His inspiration for Professor Bernard Quatermass’ third appearance on television had been the Notting Hill race riots that struck the London suburb during the summer of 1955. The almost tribal conflict that took place back then - and which would flare up time and again throughout the following 40 years - caused the writer to ponder the causes of such unrestrained aggression.
So did Kneale, and why especially in a country considered as civilised and as on the up as late 1950s Britain thought itself to be. The economic shocks of the 1970s were more than a decade and a half away, and Britons back then “never had it so good”, as Prime Minister Harold Macmillan would insist in 1957. It struck Kneale that racial conflict and violence must be a very deep part of the human condition that it could explode through to the surface even in prosperous times.

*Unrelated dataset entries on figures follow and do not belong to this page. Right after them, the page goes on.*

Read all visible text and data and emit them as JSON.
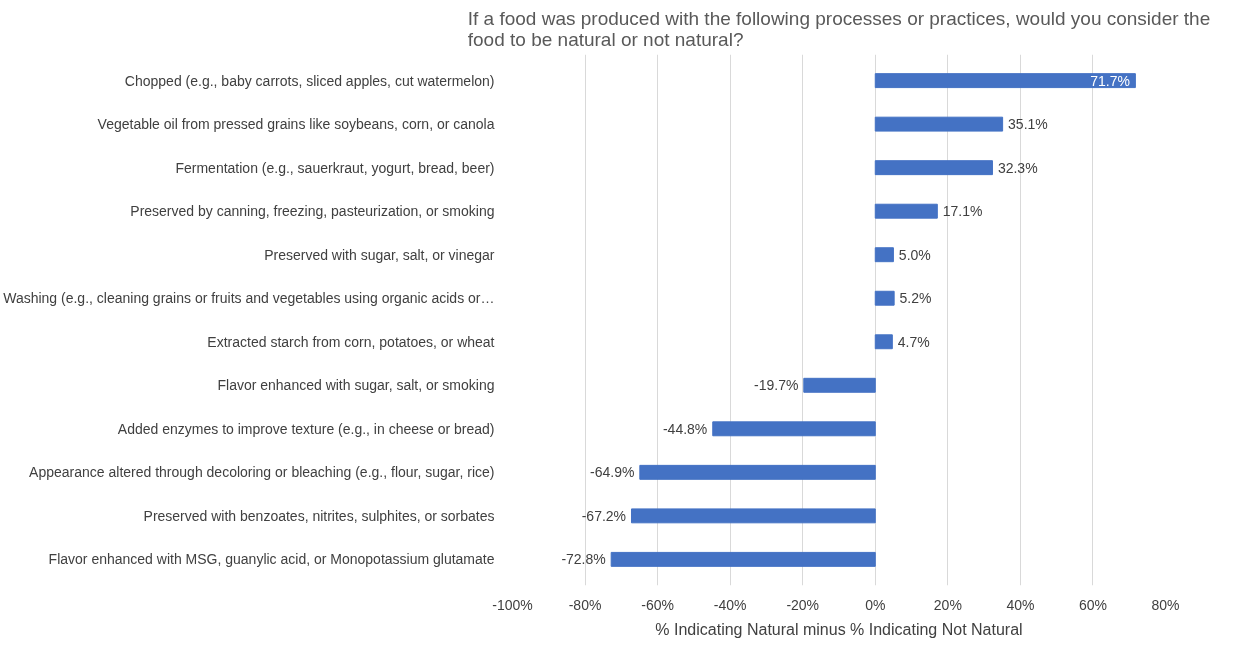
{
  "chart_data": {
    "type": "bar",
    "orientation": "horizontal",
    "title": "If a food was produced with the following processes or practices, would you consider the food to be natural or not natural?",
    "xlabel": "% Indicating Natural minus % Indicating Not Natural",
    "categories": [
      "Chopped (e.g., baby carrots, sliced apples, cut watermelon)",
      "Vegetable oil from pressed grains like soybeans, corn, or canola",
      "Fermentation (e.g., sauerkraut, yogurt, bread, beer)",
      "Preserved by canning, freezing, pasteurization, or smoking",
      "Preserved with sugar, salt, or vinegar",
      "Washing (e.g., cleaning grains or fruits and vegetables using organic acids or…",
      "Extracted starch from corn, potatoes, or wheat",
      "Flavor enhanced with sugar, salt, or smoking",
      "Added enzymes to improve texture (e.g., in cheese or bread)",
      "Appearance altered through decoloring or bleaching (e.g., flour, sugar, rice)",
      "Preserved with benzoates, nitrites, sulphites, or sorbates",
      "Flavor enhanced with MSG, guanylic acid, or Monopotassium glutamate"
    ],
    "values": [
      71.7,
      35.1,
      32.3,
      17.1,
      5.0,
      5.2,
      4.7,
      -19.7,
      -44.8,
      -64.9,
      -67.2,
      -72.8
    ],
    "value_labels": [
      "71.7%",
      "35.1%",
      "32.3%",
      "17.1%",
      "5.0%",
      "5.2%",
      "4.7%",
      "-19.7%",
      "-44.8%",
      "-64.9%",
      "-67.2%",
      "-72.8%"
    ],
    "color": "#4472c4",
    "xlim": [
      -100,
      80
    ],
    "xticks": [
      {
        "value": -100,
        "label": "-100%"
      },
      {
        "value": -80,
        "label": "-80%"
      },
      {
        "value": -60,
        "label": "-60%"
      },
      {
        "value": -40,
        "label": "-40%"
      },
      {
        "value": -20,
        "label": "-20%"
      },
      {
        "value": 0,
        "label": "0%"
      },
      {
        "value": 20,
        "label": "20%"
      },
      {
        "value": 40,
        "label": "40%"
      },
      {
        "value": 60,
        "label": "60%"
      },
      {
        "value": 80,
        "label": "80%"
      }
    ],
    "grid": "x"
  }
}
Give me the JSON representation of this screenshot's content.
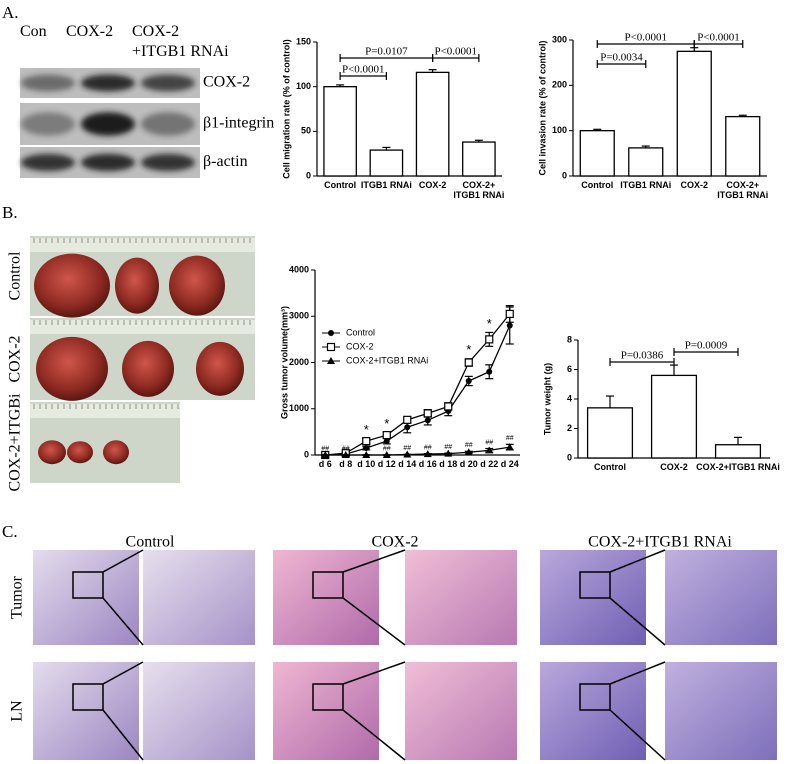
{
  "panel_labels": [
    "A.",
    "B.",
    "C."
  ],
  "blot": {
    "lanes": [
      "Con",
      "COX-2",
      "COX-2\n+ITGB1 RNAi"
    ],
    "bands": [
      "COX-2",
      "β1-integrin",
      "β-actin"
    ]
  },
  "photos": {
    "rows": [
      "Control",
      "COX-2",
      "COX-2+ITGBi"
    ]
  },
  "histology": {
    "columns": [
      "Control",
      "COX-2",
      "COX-2+ITGB1 RNAi"
    ],
    "rows": [
      "Tumor",
      "LN"
    ]
  },
  "chart_data": [
    {
      "type": "bar",
      "ylabel": "Cell migration rate (% of control)",
      "categories": [
        "Control",
        "ITGB1 RNAi",
        "COX-2",
        "COX-2+\nITGB1 RNAi"
      ],
      "values": [
        100,
        29,
        116,
        38
      ],
      "errors": [
        2,
        3,
        3,
        2
      ],
      "color": "#ffffff",
      "ylim": [
        0,
        150
      ],
      "yticks": [
        0,
        50,
        100,
        150
      ],
      "annotations": [
        "P=0.0107",
        "P<0.0001",
        "P<0.0001"
      ]
    },
    {
      "type": "bar",
      "ylabel": "Cell invasion rate (% of control)",
      "categories": [
        "Control",
        "ITGB1 RNAi",
        "COX-2",
        "COX-2+\nITGB1 RNAi"
      ],
      "values": [
        100,
        62,
        275,
        131
      ],
      "errors": [
        3,
        4,
        8,
        3
      ],
      "color": "#ffffff",
      "ylim": [
        0,
        300
      ],
      "yticks": [
        0,
        100,
        200,
        300
      ],
      "annotations": [
        "P<0.0001",
        "P=0.0034",
        "P<0.0001"
      ]
    },
    {
      "type": "line",
      "ylabel": "Gross tumor volume(mm³)",
      "categories": [
        "d 6",
        "d 8",
        "d 10",
        "d 12",
        "d 14",
        "d 16",
        "d 18",
        "d 20",
        "d 22",
        "d 24"
      ],
      "series": [
        {
          "name": "Control",
          "color": "#000000",
          "marker": "circle",
          "values": [
            0,
            20,
            150,
            300,
            600,
            750,
            950,
            1600,
            1800,
            2800
          ],
          "errors": [
            10,
            20,
            40,
            60,
            120,
            100,
            100,
            100,
            150,
            400
          ]
        },
        {
          "name": "COX-2",
          "color": "#000000",
          "marker": "square",
          "values": [
            0,
            40,
            300,
            430,
            760,
            900,
            1050,
            2000,
            2500,
            3050
          ],
          "errors": [
            10,
            20,
            60,
            60,
            60,
            80,
            80,
            80,
            150,
            180
          ]
        },
        {
          "name": "COX-2+ITGB1 RNAi",
          "color": "#000000",
          "marker": "triangle",
          "values": [
            0,
            0,
            0,
            0,
            10,
            20,
            30,
            60,
            100,
            170
          ],
          "errors": [
            5,
            5,
            5,
            5,
            5,
            10,
            10,
            20,
            40,
            60
          ]
        }
      ],
      "ylim": [
        0,
        4000
      ],
      "yticks": [
        0,
        1000,
        2000,
        3000,
        4000
      ],
      "annotations": [
        "*",
        "##"
      ]
    },
    {
      "type": "bar",
      "ylabel": "Tumor weight (g)",
      "categories": [
        "Control",
        "COX-2",
        "COX-2+ITGB1 RNAi"
      ],
      "values": [
        3.4,
        5.6,
        0.9
      ],
      "errors": [
        0.8,
        0.7,
        0.5
      ],
      "color": "#ffffff",
      "ylim": [
        0,
        8
      ],
      "yticks": [
        0,
        2,
        4,
        6,
        8
      ],
      "annotations": [
        "P=0.0386",
        "P=0.0009"
      ]
    }
  ]
}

“The last adventure, which I called Quatermass and the Pit, went way past the concerns of the time and into an ancient and diabolical race memory,” said Kneale in 1996. “It sought to explain man’s savagery and intolerance by way of images that had been throbbing away in the human brain since it first developed. Racial unrest, violence and purges were certainly with us in the 1950s, and I tried to speculate on where they first came from.”
Source: BBC/2 Entertain
And this, suggested Kneale, was the source of all human conflict. Britain may have been booming, but the privations arising from World War II had not been forgotten, nor the austerity years that followed it. The Suez Crisis had shamed Britain in 1956, only three years after Britain’s involvement in the Korean War came to an end. Both were fights explicitly associated with the Cold War simmering between the Western nations and the Soviet Bloc.
Indeed, it’s the Cold War stand-off that brings Britain’s best-known rocket scientist, Professor Bernard Quatermass, into the story when he is called upon by the War Office - it wouldn’t become the Ministry of Defence until 1964 - to advise on the siting of nuclear weapons in space and on the Moon.
Source: BBC/2 Entertain
“The setting up of permanent bases on the Moon and possibly Mars also is a certainty in the next five to seven years. Those bases will be military ones. The present state of world politics leaves no doubt about that,” the Colonel warns.
Furious, the professor goes off in a huff and into the path of Canadian anthropologist Matthew Roney. Roney is keen to tap Quatermass’ ministry connections when his work recovering humanoid fossils discovered under a Knightsbridge building site reveals what is first thought to be an unexploded German bomb buried since World War II.
It’s a bombshell to be sure: but not rusting Nazi ordnance. Instead, it is revealed to be a crashed space capsule in which Quatermass discovers the preserved remains of what he guesses to be a Martian crew. They’re all small, green and have three legs - what else could they be? Quatermass knows his Wells. And Mars is, after all, the “Bringer of War”.